Parlons des lampes UV à gallium iodure sur mesure
Si vous avez déjà essayé d’utiliser une lampe au mercure standard et que vous avez constaté qu’elle ne fonctionnait pas correctement – en particulier dans la plage de 250 nm à 350 nm – vous savez ce que c’est que de se sentir frustré. Certaines réactions photochimiques sont vraiment exigeantes en termes de conditions de fonctionnement. C’est là que nos lampes à gallium iodure entrent en jeu.
Pour obtenir les bons résultats chimiques
Ces lampes ne sont pas des produits prêts à l’emploi. Tout dépend de l’équilibre entre le gallium et l’iode. Nous passons beaucoup de temps à ajuster la pression de remplissage, car c’est elle qui détermine les pics d’émission. C’est un travail délicat : même une petite erreur peut entraîner des variations dans la spectre émis. Soudain, les temps de durcissement ou d’usinage deviennent imprévisibles, et vous vous retrouvez avec des pièces endommagées. Nous ne nous contentons pas de solutions universelles ; nous ajustons la composition pour atteindre précisément la longueur d’onde souhaitée.
Chaleur et matériel
Nous utilisons du quartz synthétique de haute pureté pour fabriquer les enveloppes des lampes. Pourquoi ? Parce que le verre ordinaire bloque les rayons UV-C, et il risque même de fondre sous l’effet de la chaleur. Ces lampes génèrent beaucoup de chaleur. Vous devez donc vous assurer que votre boîtier dispose d’un système de refroidissement efficace. Si le quartz subit trop de stress thermique, il se fissurera, ce qui entraînera de gros problèmes. Une chose dont nous sommes fiers, c’est que nous gérons tout nous-mêmes : du tube en quartz brut jusqu’aux joints électrodes. Comme nous contrôlons toute la chaîne d’approvisionnement, nous pouvons maintenir des coûts bas sans compromettre la qualité des matériaux.
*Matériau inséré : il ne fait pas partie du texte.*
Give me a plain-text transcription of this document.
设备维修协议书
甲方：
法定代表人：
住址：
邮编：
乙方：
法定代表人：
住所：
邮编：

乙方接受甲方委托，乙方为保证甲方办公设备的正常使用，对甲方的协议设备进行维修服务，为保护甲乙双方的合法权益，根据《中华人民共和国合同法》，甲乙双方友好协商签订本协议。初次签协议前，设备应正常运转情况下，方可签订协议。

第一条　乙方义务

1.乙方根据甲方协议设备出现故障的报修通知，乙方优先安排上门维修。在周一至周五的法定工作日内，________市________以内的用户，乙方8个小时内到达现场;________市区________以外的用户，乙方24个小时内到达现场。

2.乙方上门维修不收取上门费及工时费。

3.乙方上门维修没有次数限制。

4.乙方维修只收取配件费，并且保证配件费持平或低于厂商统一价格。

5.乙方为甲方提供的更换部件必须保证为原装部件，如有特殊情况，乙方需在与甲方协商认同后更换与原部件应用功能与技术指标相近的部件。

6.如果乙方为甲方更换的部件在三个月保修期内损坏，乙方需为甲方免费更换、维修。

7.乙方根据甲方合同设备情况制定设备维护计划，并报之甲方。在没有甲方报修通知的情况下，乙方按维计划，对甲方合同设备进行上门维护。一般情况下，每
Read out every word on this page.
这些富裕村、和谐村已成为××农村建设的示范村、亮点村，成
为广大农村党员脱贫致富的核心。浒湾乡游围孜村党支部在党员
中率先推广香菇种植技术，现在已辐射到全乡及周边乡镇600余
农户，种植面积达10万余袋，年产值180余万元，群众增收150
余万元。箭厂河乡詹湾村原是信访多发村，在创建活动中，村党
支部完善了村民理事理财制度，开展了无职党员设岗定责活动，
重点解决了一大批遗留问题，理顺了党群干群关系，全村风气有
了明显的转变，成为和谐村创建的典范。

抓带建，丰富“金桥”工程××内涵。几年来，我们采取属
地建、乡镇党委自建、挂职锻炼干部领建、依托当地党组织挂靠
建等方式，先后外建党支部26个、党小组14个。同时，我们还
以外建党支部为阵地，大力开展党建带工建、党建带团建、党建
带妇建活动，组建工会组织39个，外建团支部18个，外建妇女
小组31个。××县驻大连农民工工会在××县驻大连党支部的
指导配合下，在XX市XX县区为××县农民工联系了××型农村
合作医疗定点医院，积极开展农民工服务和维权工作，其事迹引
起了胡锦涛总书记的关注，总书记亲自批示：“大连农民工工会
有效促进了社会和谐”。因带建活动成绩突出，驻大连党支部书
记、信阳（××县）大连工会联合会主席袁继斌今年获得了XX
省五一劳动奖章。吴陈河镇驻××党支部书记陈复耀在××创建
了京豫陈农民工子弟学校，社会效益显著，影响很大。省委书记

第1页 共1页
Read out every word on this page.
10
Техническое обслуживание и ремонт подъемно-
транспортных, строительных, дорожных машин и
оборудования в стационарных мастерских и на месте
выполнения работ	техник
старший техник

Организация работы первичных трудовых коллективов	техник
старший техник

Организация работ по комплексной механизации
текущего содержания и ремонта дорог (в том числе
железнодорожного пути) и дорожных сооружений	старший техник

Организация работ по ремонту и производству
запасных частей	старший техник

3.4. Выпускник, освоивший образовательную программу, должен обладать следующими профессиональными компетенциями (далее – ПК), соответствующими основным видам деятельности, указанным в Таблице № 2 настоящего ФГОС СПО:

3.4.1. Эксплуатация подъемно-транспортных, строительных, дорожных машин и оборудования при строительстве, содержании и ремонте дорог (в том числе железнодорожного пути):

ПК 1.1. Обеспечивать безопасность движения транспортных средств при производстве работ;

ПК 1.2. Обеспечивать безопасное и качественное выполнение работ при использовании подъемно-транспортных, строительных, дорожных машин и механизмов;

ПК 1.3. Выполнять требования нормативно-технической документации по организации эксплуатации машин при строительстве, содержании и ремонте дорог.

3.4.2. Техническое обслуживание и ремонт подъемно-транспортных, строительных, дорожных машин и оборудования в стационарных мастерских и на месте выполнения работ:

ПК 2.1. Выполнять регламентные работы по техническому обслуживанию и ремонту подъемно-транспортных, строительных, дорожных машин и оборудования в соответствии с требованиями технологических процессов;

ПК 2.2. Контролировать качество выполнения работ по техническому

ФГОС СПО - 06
Pour les utiliser dans votre atelier
Si vous possédez déjà des systèmes UV industriels, ces lampes s’intégreront sans problème. Nous pouvons ajuster la longueur et l’emplacement des électrodes pour qu’elles conviennent à votre équipement actuel, sans avoir besoin de reconstruire toute votre machine. Mais attention à deux choses : premièrement, ces lampes ne s’allument pas instantanément. Elles ont un temps de démarrage différent de celui auxquels vous êtes habitué. Il vous faudra donc prendre en compte ce temps de démarrage dans votre programme de traitement. Sinon, les premières pièces traitées ne seront pas suffisamment durcies. Deuxièmement, ne vous fiez pas uniquement à l’apparence du ballast. Il faut que la tension soit adaptée. Sinon, vos électrodes se consumeront beaucoup plus rapidement que prévu.